Esto lo dijo un hombre que Pitt recordó que trabajaba para el Departamento de Estado.

– Me guié por una ley de rango superior -dijo Pitt, con una irónica sonrisa.

– ¿Puedo preguntarle qué ley es ésta?

– Procede del Viejo Oeste; algo que ellos llamaban legítima defensa. Los cubanos dispararon calculo que un millar de proyectiles antes de que Al Giordino volase el helicóptero. Brogan sonrió. Le gustaban los hombres como Pitt.

– Lo que más nos interesa ahora es su descripción de la instalación de los rusos en la isla. Dice que no está vigilada.

– Los únicos guardias que vi a nivel del suelo fueron los que se hallaban en la entrada del recinto. Nadie patrullaba en los caminos o en las playas. La única medida de seguridad era una valla electrificada.

– Esto explica por qué la cámara de infrarrojos no detectó ninguna señal de actividad humana -dijo un analista, examinando las fotos.

– Esto es impropio de los rusos -murmuró otro oficial de la CÍA-. Casi siempre revelan sus bases secretas por la exageración de sus medidas de seguridad.
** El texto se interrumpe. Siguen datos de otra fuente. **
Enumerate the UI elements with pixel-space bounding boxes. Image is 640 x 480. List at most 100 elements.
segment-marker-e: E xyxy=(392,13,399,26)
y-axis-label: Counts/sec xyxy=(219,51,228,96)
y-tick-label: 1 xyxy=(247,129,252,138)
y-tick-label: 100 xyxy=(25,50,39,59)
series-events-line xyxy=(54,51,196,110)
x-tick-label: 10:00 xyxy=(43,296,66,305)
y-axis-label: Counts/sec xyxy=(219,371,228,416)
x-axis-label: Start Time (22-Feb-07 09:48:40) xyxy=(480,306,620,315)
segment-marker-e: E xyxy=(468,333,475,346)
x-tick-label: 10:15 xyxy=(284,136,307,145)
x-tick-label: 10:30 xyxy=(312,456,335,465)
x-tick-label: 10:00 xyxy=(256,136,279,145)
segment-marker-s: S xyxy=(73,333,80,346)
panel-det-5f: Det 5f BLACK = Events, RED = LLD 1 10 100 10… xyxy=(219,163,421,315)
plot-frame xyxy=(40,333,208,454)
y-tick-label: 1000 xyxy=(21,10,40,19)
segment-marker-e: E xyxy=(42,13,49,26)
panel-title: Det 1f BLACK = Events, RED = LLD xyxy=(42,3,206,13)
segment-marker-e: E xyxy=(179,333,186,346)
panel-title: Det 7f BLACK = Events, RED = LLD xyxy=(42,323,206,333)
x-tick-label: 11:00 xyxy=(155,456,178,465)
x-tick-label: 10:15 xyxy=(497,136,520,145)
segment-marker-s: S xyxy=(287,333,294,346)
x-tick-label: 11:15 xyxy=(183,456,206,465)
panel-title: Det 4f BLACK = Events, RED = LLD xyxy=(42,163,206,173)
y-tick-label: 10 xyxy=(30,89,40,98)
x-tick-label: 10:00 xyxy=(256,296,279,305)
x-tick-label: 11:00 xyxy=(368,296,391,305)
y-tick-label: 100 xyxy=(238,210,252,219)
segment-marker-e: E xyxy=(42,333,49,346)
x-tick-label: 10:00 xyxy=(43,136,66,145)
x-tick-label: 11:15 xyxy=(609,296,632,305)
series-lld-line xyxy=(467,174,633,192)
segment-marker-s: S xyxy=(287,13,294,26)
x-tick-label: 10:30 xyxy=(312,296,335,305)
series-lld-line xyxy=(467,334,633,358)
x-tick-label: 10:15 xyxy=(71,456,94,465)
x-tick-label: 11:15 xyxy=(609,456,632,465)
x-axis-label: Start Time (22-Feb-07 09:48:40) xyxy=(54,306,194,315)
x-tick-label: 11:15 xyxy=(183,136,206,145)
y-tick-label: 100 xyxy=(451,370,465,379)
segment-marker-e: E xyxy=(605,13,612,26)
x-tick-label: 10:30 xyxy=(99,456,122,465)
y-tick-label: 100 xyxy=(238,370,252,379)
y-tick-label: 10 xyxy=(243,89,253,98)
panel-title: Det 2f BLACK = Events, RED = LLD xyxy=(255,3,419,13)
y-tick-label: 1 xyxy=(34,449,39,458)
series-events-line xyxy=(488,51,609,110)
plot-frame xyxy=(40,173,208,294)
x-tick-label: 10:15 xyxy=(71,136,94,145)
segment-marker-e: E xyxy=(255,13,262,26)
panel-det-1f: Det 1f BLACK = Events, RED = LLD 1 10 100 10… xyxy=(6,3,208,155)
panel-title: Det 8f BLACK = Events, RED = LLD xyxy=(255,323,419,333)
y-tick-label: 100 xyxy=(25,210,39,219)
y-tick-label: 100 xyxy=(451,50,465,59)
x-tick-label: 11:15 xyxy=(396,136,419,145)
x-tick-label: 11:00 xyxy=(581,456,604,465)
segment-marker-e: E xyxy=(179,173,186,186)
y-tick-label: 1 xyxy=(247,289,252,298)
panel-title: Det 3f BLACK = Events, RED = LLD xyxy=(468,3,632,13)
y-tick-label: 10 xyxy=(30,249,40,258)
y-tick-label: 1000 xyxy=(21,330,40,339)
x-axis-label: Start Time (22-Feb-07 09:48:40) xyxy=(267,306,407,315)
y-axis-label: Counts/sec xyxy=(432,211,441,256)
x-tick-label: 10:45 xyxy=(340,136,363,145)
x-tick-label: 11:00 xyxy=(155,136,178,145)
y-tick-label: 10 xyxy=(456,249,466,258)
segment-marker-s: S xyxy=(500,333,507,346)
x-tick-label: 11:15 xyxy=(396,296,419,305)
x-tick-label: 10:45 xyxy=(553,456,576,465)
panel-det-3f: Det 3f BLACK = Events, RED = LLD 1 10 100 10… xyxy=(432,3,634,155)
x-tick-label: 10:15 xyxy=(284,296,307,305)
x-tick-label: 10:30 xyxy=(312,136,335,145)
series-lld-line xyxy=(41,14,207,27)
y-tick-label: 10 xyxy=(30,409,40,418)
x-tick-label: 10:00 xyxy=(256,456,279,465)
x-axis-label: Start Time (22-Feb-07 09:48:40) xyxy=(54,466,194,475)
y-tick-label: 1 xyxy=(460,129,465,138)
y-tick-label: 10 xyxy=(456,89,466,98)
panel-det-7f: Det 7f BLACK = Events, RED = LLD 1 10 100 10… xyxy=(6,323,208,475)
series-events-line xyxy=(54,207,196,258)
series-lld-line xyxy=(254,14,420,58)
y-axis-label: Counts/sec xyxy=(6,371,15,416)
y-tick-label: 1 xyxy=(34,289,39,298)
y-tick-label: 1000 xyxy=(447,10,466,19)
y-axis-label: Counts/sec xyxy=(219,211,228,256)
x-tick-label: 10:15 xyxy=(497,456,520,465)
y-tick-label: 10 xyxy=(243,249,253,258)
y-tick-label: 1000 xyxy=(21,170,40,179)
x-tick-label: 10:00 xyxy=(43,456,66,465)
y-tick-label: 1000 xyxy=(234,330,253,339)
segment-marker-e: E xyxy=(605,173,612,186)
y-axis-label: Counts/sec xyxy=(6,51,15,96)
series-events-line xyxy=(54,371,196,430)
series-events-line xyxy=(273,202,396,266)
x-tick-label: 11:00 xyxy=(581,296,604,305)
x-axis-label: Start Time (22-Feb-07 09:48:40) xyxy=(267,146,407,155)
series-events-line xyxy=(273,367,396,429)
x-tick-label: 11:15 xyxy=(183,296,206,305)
– Esta vez no -dijo Pitt-. Se han pasado al extremo opuesto y les ha dado resultado. El general Velikov declaró que era la instalación militar más importante fuera de la Unión Soviética. Y creo que nadie de su agencia se dio cuenta de ello hasta ahora.

– Confieso que tal vez nos engañaron -dijo Brogan-. Siempre que lo que nos ha dicho usted sea verdad.

Pitt dirigió una fría mirada a Brogan. Después se levantó, dolorido, de su silla, y se dirigió a la puerta.

– Muy bien, tómelo como usted quiera. Mentí. Gracias por la cerveza.

– ¿Puedo preguntarle adonde va?

– A convocar una conferencia de prensa -dijo Pitt, hablando directamente a Brogan-. Estoy perdiendo un tiempo precioso por su causa. Cuanto antes haga pública mi huida y pida la liberación de los LeBaron, Giordino y Gu

Se hizo un impresionante silencio. Ninguno de los que se sentaban a la mesa de conferencias podía creer que Pitt se dispusiese a salir; nadie, salvo Sandecker. Permaneció sentado, sonriendo con aire triunfal.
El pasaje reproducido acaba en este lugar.